Facts and Policy Reforms for Florida
Like most states, Florida’s prison population has exploded in recent decades, growing nearly 400 percent between 1980 and 2016.
In 2017, there were nearly 98,000 people imprisoned in Florida, making the state home to the third largest prison population in the country and the eleventh highest per capita imprisonment rate in the country.
It costs Florida approximately $20,000 per year to lock someone up in a state prison. That results in over $2 billion dollars in annual costs to taxpayers – tax dollars that could be better spent on education, infrastructure and boosting our economy.
Drug and property offenses are among the leading drivers of the state’s incarceration crisis. In 2017, 54 percent of people admitted to prison for new offenses were convicted of drug or property crimes, with 5 percent admitted for drug possession.
Unsurprisingly, Florida’s mass incarceration crisis has had an enormous impact on people of color, especially Black people. While Black people constituted only 16 percent of the state population in 2016, they made up nearly 50 percent of the Florida prison population.

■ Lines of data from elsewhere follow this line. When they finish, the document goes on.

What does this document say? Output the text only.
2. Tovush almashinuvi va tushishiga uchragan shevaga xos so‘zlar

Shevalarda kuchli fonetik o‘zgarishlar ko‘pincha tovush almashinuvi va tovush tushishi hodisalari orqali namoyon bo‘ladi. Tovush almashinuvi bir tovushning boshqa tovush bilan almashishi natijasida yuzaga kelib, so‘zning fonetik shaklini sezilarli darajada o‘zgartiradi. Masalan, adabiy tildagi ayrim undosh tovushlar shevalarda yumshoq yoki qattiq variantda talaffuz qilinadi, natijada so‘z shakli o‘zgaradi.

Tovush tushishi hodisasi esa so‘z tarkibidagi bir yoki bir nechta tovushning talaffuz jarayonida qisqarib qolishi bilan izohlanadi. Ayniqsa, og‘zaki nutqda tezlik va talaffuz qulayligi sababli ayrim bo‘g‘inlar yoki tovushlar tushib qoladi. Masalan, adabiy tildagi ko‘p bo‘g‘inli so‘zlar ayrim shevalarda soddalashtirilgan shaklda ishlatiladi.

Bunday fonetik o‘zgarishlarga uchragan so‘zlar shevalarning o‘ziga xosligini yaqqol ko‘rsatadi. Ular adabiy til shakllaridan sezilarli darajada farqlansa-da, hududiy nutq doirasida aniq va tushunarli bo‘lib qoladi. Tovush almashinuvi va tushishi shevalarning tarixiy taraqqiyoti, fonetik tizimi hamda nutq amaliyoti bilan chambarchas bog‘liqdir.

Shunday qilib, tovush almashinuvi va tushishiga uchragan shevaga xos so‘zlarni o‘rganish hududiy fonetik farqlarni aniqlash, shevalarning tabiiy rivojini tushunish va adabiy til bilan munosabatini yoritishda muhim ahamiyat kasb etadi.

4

Ending mass incarceration is a critical – although insufficient – step towards addressing racial disparities in Florida’s and the nation’s criminal justice system.
Women are also being sent to prison in Florida at alarming rates. Between 1980 and 2016, the state’s female imprisonment rate per capita increased 306 percent.
But it doesn’t have to be this way.
Florida can dramatically reduce its prison population by implementing just a few sensible reforms:
- Reducing pretrial detention and eliminating money-based detention.
- Reclassifying possession of drugs and minor property offenses as misdemeanors rather than felonies.
- Reforming mandatory minimum and steep sentencing enhancement laws.
- Promoting alternatives to incarceration, such as substance abuse treatment, mental health care, and other programs.
- Giving judges the ability to impose a punishment other than incarceration rather than being mandated by the legislature to send people to prison for certain crimes.
- Improving release policies and practices to reduce time served.
If Florida followed these and other reforms outlined in this Smart Justice 50-State Blueprint, by 2025, 46,631 fewer people would be incarcerated in the state’s prison system, saving the state over $1.6 billion that could be invested in schools, services, and other resources that would strengthen communities. (Total prison population reduction may be +/- 1 due to rounding.)